Abu Dhabi, UAEWednesday 17 July 2019

Abraaj: a cautionary tale for lucrative firms

Private equity scandal underscores need for robust and effective corporate governance

Arif Naqvi's Abraaj, which managed almost $14bn at its peak, sent ripples through the private equity industry when it collapsed. Luke MacGregor / Bloomberg
Arif Naqvi's Abraaj, which managed almost $14bn at its peak, sent ripples through the private equity industry when it collapsed. Luke MacGregor / Bloomberg

“There is no smoke without fire. Be the hero in your firm and uncover the truth.” This warning, contained in emails seen by The National, speaks to a climate of secrecy at Abraaj. The Dubai-based private equity company, which managed investments totalling $14 billion at its peak, was forced into liquidation last June, after a group of investors, including the Bill and Melinda Gates Foundation, investigated alleged financial mismanagement of its healthcare fund. Founder Arif Naqvi now faces extradition to the US and a host of very serious charges. At £15 million, his bail is the highest ever in the UK – a fitting detail in a story that has sent ripples through the region’s financial industry and beyond. The reasons for the firm’s downfall are varied and complex and include unforeseen external factors such as the economic fallout from the collapse of oil prices from their 2014 peak. However, some leaks and reports indicate that Abraaj did not have strong enough foundations to withstand such ill economic winds. Instead, it is alleged, the company relied on overvaluing its assets, redirecting funds and misleading investors.

If this picture proves to be true, it will be a dramatic fall for what was one of the leading lights of the Middle East financial scene. Mr Naqvi and Abraaj were annual fixtures in Davos and it they were highly valued patrons of the arts in the region. To some extent, Abraaj’s reputation helped the alleged fraud remain hidden. The Bill and Melinda Gates Foundation and its co-investors deserve credit for following up on their concerns and commissioning an audit. Potential investors certainly had a responsibility to perform due diligence before committing funds to any scheme, regardless of Abraaj’s reputation. Yet as The National reported, some received warnings and ignored them. Plenty of soul searching is likely to follow this sorry episode. The Abraaj scandal reaffirms the need for a commitment to corporate governance and transparency because robust checks and balances are the primary bulwark against financial crime. More importantly it makes it harder for a blind eye to be turned toward it by those who are in a position to stop it.

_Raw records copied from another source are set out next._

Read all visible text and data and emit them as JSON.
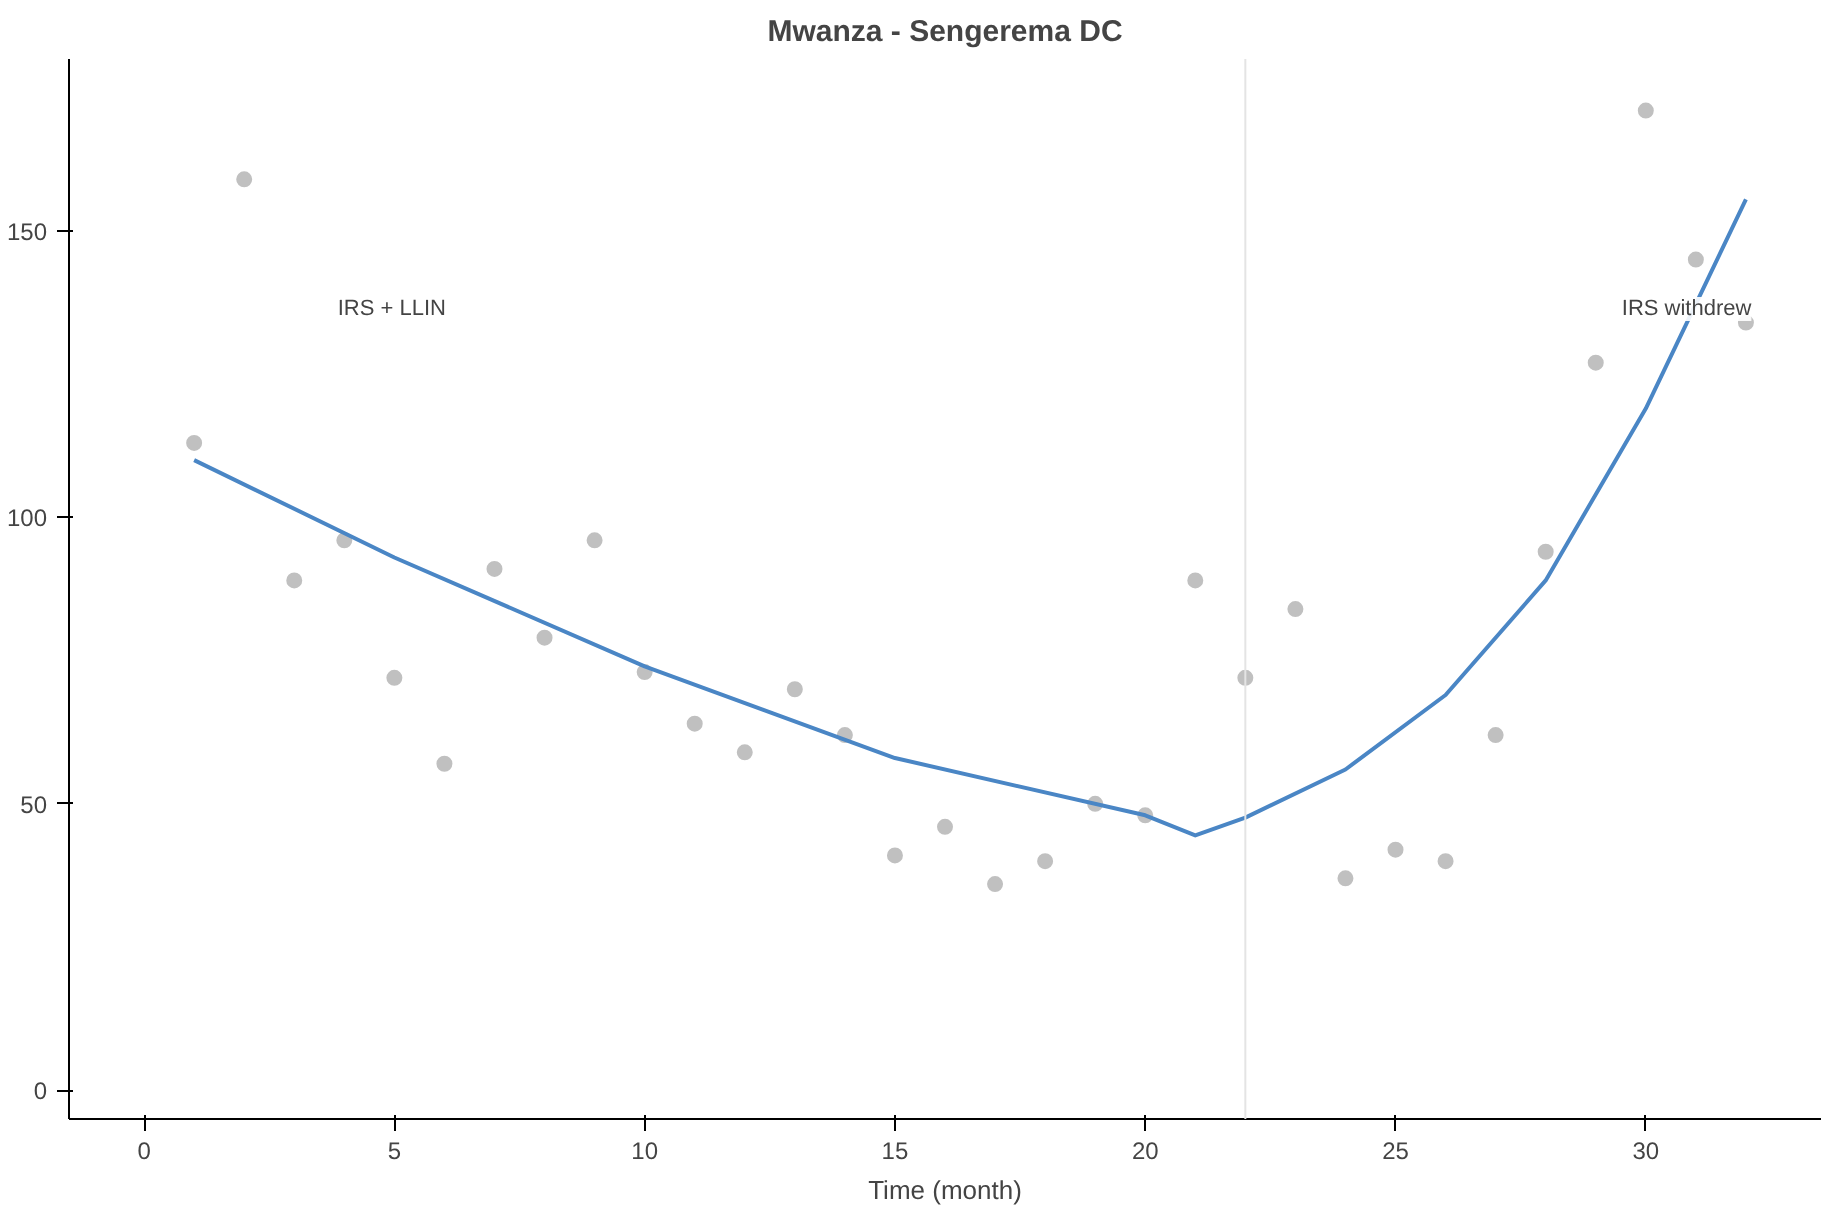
{
  "chart_data": {
    "type": "scatter",
    "title": "Mwanza - Sengerema DC",
    "xlabel": "Time (month)",
    "xlim": [
      -1.5,
      33.5
    ],
    "ylim": [
      -5,
      180
    ],
    "xticks": [
      0,
      5,
      10,
      15,
      20,
      25,
      30
    ],
    "yticks": [
      0,
      50,
      100,
      150
    ],
    "grid": false,
    "series": [
      {
        "color": "#c0c0c0",
        "x": [
          1,
          2,
          3,
          4,
          5,
          6,
          7,
          8,
          9,
          10,
          11,
          12,
          13,
          14,
          15,
          16,
          17,
          18,
          19,
          20,
          21,
          22,
          23,
          24,
          25,
          26,
          27,
          28,
          29,
          30,
          31,
          32
        ],
        "values": [
          113,
          159,
          89,
          96,
          72,
          57,
          91,
          79,
          96,
          73,
          64,
          59,
          70,
          62,
          41,
          46,
          36,
          40,
          50,
          48,
          89,
          72,
          84,
          37,
          42,
          40,
          62,
          94,
          127,
          171,
          145,
          134
        ]
      },
      {
        "type": "line",
        "color": "#4a86c5",
        "x": [
          1,
          5,
          10,
          15,
          20,
          21,
          22,
          24,
          26,
          28,
          30,
          32
        ],
        "values": [
          110,
          93,
          74,
          58,
          48,
          44.5,
          47.6,
          56,
          69,
          89,
          119,
          155.5
        ]
      }
    ],
    "ref_lines": [
      {
        "axis": "x",
        "value": 22,
        "color": "#e4e4e4"
      }
    ],
    "annotations": [
      "IRS + LLIN",
      "IRS withdrew"
    ]
  }
}
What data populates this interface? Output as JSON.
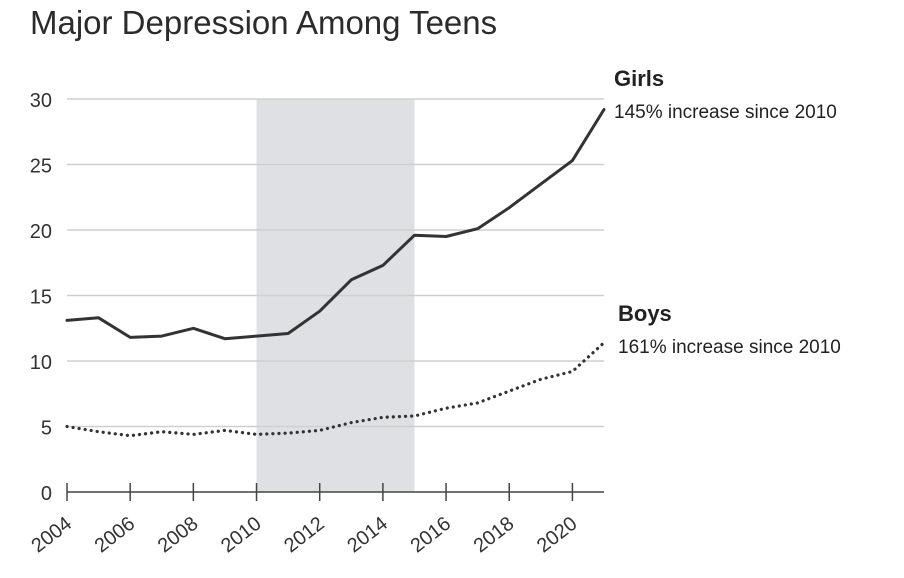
{
  "chart_data": {
    "type": "line",
    "title": "Major Depression Among Teens",
    "xlabel": "",
    "ylabel": "",
    "xlim": [
      2004,
      2021
    ],
    "ylim": [
      0,
      30
    ],
    "yticks": [
      0,
      5,
      10,
      15,
      20,
      25,
      30
    ],
    "xticks": [
      2004,
      2006,
      2008,
      2010,
      2012,
      2014,
      2016,
      2018,
      2020
    ],
    "grid": true,
    "highlight_range": [
      2010,
      2015
    ],
    "x": [
      2004,
      2005,
      2006,
      2007,
      2008,
      2009,
      2010,
      2011,
      2012,
      2013,
      2014,
      2015,
      2016,
      2017,
      2018,
      2019,
      2020,
      2021
    ],
    "series": [
      {
        "name": "Girls",
        "annotation": "145% increase since 2010",
        "style": "solid",
        "color": "#333333",
        "values": [
          13.1,
          13.3,
          11.8,
          11.9,
          12.5,
          11.7,
          11.9,
          12.1,
          13.8,
          16.2,
          17.3,
          19.6,
          19.5,
          20.1,
          21.7,
          23.5,
          25.3,
          29.2
        ]
      },
      {
        "name": "Boys",
        "annotation": "161% increase since 2010",
        "style": "dotted",
        "color": "#333333",
        "values": [
          5.0,
          4.6,
          4.3,
          4.6,
          4.4,
          4.7,
          4.4,
          4.5,
          4.7,
          5.3,
          5.7,
          5.8,
          6.4,
          6.8,
          7.7,
          8.6,
          9.2,
          11.4
        ]
      }
    ]
  }
}
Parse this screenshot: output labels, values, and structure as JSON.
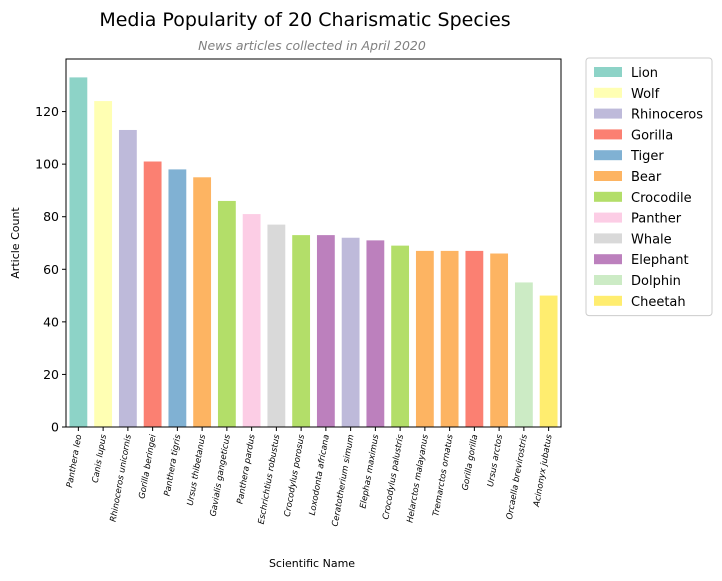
{
  "chart_data": {
    "type": "bar",
    "title": "Media Popularity of 20 Charismatic Species",
    "subtitle": "News articles collected in April 2020",
    "xlabel": "Scientific Name",
    "ylabel": "Article Count",
    "ylim": [
      0,
      140
    ],
    "yticks": [
      0,
      20,
      40,
      60,
      80,
      100,
      120
    ],
    "grid": false,
    "legend_placement": "outside-right-top",
    "categories": [
      "Panthera leo",
      "Canis lupus",
      "Rhinoceros unicornis",
      "Gorilla beringei",
      "Panthera tigris",
      "Ursus thibetanus",
      "Gavialis gangeticus",
      "Panthera pardus",
      "Eschrichtius robustus",
      "Crocodylus porosus",
      "Loxodonta africana",
      "Ceratotherium simum",
      "Elephas maximus",
      "Crocodylus palustris",
      "Helarctos malayanus",
      "Tremarctos ornatus",
      "Gorilla gorilla",
      "Ursus arctos",
      "Orcaella brevirostris",
      "Acinonyx jubatus"
    ],
    "values": [
      133,
      124,
      113,
      101,
      98,
      95,
      86,
      81,
      77,
      73,
      73,
      72,
      71,
      69,
      67,
      67,
      67,
      66,
      55,
      50
    ],
    "groups": [
      "Lion",
      "Wolf",
      "Rhinoceros",
      "Gorilla",
      "Tiger",
      "Bear",
      "Crocodile",
      "Panther",
      "Whale",
      "Crocodile",
      "Elephant",
      "Rhinoceros",
      "Elephant",
      "Crocodile",
      "Bear",
      "Bear",
      "Gorilla",
      "Bear",
      "Dolphin",
      "Cheetah"
    ],
    "legend": [
      {
        "name": "Lion",
        "color": "#8dd3c7"
      },
      {
        "name": "Wolf",
        "color": "#ffffb3"
      },
      {
        "name": "Rhinoceros",
        "color": "#bebada"
      },
      {
        "name": "Gorilla",
        "color": "#fb8072"
      },
      {
        "name": "Tiger",
        "color": "#80b1d3"
      },
      {
        "name": "Bear",
        "color": "#fdb462"
      },
      {
        "name": "Crocodile",
        "color": "#b3de69"
      },
      {
        "name": "Panther",
        "color": "#fccde5"
      },
      {
        "name": "Whale",
        "color": "#d9d9d9"
      },
      {
        "name": "Elephant",
        "color": "#bc80bd"
      },
      {
        "name": "Dolphin",
        "color": "#ccebc5"
      },
      {
        "name": "Cheetah",
        "color": "#ffed6f"
      }
    ]
  }
}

The Dubai Financial Services Authority is now in contact with its American counterpart over the Abraaj scandal, and has itself been investigating a range of matters involving the firm. Meanwhile, rigorous legal proceedings are currently ongoing and this story is yet to be completed. With international auditors involved, and charges brought in the US, this is a case of international significance. And it serves as a cautionary tale for executives and firms alike, proving definitively that no company is too big to fail.